Computational fluid dynamics simulations and wind tunnel measurements of unsteady wind loads on a scaled model of a very large optical telescope: A comparative study

Thorough theoretical and experimental investigations were performed to analyze the main characteristics of unsteady flows past a 1:100-scale wind tunnel (WT) model of a very large optical telescope housed within a spherical enclosure. The investigations were focused on the prediction and measurements of unsteady pressures on the inner and outer surfaces of the enclosure and on the telescope primary mirror. The WT measurements were performed essentially to provide aerodynamic data on the telescope structure and also to build a database for correlation with numerical simulation of the flow using computational fluid dynamics (CFD). Unsteady viscous flow solutions were computed for different telescope orientations using the lattice Boltzmann method coupled with the RNG k-ε turbulence model. For WT testing, unsteady pressure measurements were performed in an open jet WT for different telescope orientations and wind speeds, using a number of pressure taps distributed around the inner and the outer surfaces of the enclosure and on the primary mirror surface. A smoke stream visualization technique was also used to study the flow behavior around and inside of the telescope enclosure. The flow solutions were computed using the WT flow conditions. Correlations were obtained between CFD and WT data in terms of the mean pressure coefficients on the enclosure and the primary mirror surfaces, and for their standard deviations. Power spectral density analyses were also carried out for a number of pressure signals collected on the primary mirror surface.
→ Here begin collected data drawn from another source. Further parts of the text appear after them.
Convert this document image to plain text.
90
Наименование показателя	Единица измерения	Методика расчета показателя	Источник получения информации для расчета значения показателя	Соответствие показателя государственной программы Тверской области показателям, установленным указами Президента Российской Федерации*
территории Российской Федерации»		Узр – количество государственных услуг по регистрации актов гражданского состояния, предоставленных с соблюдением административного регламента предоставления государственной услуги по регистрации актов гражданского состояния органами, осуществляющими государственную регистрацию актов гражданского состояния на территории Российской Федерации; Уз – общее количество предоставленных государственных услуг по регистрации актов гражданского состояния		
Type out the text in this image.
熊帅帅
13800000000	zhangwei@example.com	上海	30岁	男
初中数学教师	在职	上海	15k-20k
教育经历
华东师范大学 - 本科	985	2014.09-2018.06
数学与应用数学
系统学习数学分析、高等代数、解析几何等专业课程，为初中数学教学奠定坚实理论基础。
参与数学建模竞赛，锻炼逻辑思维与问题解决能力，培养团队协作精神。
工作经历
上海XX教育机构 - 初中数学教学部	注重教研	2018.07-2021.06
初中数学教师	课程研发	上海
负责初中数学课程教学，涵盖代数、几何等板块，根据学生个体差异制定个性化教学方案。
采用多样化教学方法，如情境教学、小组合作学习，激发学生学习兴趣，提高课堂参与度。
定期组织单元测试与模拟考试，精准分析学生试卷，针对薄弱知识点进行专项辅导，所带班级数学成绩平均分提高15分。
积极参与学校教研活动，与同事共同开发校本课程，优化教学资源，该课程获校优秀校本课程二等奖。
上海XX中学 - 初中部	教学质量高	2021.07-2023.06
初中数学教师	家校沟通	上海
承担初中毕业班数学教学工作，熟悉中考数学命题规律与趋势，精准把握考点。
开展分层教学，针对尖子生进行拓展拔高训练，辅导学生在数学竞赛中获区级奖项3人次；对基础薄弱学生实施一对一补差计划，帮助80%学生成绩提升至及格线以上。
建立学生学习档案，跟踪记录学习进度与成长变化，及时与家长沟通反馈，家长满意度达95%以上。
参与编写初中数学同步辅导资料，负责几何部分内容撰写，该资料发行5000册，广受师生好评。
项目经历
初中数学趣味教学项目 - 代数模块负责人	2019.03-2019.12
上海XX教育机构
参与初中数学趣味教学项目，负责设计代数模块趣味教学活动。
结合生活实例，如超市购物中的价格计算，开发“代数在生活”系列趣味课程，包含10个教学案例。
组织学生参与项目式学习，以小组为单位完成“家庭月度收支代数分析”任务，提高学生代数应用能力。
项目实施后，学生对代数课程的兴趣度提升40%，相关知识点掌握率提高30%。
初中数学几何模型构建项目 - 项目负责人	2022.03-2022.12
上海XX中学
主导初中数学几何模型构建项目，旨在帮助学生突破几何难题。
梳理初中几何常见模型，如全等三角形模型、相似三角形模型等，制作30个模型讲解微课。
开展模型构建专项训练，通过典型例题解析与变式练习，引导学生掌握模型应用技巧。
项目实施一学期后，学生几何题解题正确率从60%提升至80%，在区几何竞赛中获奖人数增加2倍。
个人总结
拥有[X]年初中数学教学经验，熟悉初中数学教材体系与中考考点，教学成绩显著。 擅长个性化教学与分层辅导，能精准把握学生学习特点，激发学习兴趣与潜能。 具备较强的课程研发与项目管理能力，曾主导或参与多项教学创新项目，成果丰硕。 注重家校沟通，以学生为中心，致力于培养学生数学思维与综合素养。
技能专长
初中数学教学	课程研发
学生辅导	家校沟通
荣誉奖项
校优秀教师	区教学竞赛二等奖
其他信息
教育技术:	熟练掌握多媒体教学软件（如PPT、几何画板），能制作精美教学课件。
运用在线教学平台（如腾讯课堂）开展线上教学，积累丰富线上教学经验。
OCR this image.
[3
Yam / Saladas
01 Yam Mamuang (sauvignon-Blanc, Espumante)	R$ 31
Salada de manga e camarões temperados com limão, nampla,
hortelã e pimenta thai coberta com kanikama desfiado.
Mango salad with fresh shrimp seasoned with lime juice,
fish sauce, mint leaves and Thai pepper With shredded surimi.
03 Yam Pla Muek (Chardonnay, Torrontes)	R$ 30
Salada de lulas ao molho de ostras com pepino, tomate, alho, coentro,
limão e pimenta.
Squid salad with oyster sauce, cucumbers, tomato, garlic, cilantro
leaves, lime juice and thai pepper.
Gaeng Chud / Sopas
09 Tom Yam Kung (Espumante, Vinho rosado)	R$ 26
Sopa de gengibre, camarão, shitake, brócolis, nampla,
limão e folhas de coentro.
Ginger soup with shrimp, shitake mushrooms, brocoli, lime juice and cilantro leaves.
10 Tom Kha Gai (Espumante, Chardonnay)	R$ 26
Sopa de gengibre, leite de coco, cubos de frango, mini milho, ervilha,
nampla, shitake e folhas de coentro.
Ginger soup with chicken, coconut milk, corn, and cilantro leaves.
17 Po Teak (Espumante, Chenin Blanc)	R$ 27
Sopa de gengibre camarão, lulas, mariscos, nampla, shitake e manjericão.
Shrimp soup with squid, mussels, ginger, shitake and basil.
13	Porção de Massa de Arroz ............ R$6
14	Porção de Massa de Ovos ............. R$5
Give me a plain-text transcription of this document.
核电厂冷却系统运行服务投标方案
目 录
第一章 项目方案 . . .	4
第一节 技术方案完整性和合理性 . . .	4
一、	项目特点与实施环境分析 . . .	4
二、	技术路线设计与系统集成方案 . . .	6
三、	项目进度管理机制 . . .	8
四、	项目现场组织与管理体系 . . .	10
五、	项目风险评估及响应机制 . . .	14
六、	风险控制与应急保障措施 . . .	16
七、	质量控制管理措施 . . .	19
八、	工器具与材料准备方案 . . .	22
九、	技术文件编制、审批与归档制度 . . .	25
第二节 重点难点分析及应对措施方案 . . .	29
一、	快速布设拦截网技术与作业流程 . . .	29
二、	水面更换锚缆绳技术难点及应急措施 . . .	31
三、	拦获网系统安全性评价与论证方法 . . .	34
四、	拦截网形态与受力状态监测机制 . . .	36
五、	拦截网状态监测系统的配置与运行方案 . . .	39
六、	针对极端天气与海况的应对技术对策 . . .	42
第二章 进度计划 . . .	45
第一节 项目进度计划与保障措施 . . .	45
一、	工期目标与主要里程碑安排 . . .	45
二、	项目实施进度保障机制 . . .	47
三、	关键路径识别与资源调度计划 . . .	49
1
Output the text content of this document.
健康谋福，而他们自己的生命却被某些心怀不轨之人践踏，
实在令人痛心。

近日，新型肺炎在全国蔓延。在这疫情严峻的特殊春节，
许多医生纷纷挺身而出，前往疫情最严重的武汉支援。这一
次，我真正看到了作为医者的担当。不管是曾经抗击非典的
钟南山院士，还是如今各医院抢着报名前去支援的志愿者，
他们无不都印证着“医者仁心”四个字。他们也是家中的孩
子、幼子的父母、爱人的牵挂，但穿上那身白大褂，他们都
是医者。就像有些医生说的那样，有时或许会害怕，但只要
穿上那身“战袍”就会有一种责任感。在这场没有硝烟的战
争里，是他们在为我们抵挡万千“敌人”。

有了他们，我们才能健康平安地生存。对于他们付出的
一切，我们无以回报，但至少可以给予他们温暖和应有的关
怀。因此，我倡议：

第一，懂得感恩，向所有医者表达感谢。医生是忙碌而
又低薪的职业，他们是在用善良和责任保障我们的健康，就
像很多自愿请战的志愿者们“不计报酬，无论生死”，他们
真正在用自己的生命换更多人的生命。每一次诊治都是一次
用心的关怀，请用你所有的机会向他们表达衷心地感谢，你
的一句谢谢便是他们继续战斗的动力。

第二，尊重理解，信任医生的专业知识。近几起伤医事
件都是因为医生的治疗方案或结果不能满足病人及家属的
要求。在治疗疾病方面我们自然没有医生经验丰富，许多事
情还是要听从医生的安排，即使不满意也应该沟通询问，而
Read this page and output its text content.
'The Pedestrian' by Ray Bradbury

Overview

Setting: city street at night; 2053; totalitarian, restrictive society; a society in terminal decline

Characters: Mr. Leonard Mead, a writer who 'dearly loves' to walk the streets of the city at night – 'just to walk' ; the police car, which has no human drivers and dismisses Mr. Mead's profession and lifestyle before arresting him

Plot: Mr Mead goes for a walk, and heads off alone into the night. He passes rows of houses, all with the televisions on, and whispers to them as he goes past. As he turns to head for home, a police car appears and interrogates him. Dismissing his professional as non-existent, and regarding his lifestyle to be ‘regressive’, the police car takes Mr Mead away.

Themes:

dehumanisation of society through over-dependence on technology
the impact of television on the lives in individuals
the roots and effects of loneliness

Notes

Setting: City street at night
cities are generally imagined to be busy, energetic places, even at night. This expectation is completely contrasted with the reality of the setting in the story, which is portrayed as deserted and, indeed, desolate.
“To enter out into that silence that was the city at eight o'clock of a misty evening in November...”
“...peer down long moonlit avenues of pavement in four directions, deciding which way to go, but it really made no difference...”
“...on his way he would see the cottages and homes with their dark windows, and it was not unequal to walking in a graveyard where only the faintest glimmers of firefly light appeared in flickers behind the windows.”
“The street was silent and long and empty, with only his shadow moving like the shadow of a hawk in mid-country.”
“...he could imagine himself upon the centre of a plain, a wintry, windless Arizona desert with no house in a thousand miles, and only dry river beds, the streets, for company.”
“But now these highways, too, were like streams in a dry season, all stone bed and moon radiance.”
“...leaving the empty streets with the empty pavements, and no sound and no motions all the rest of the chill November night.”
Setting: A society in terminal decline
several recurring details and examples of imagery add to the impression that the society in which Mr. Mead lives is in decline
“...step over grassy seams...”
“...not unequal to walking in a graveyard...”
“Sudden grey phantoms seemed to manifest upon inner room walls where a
Both CFD solutions and WT measurements demonstrated that the flow inside and outside the enclosure was unsteady and massively separated on the back of the enclosure. The mean values and standard deviations of the pressure coefficients on the enclosure and the primary mirror surfaces correlated well with the experimental data. Using the WT Mach number in the simulation, the shear layer over the enclosure opening and the resulting acoustic wave effects were well captured, and there was excellent agreement between the CFD results and the WT measurements.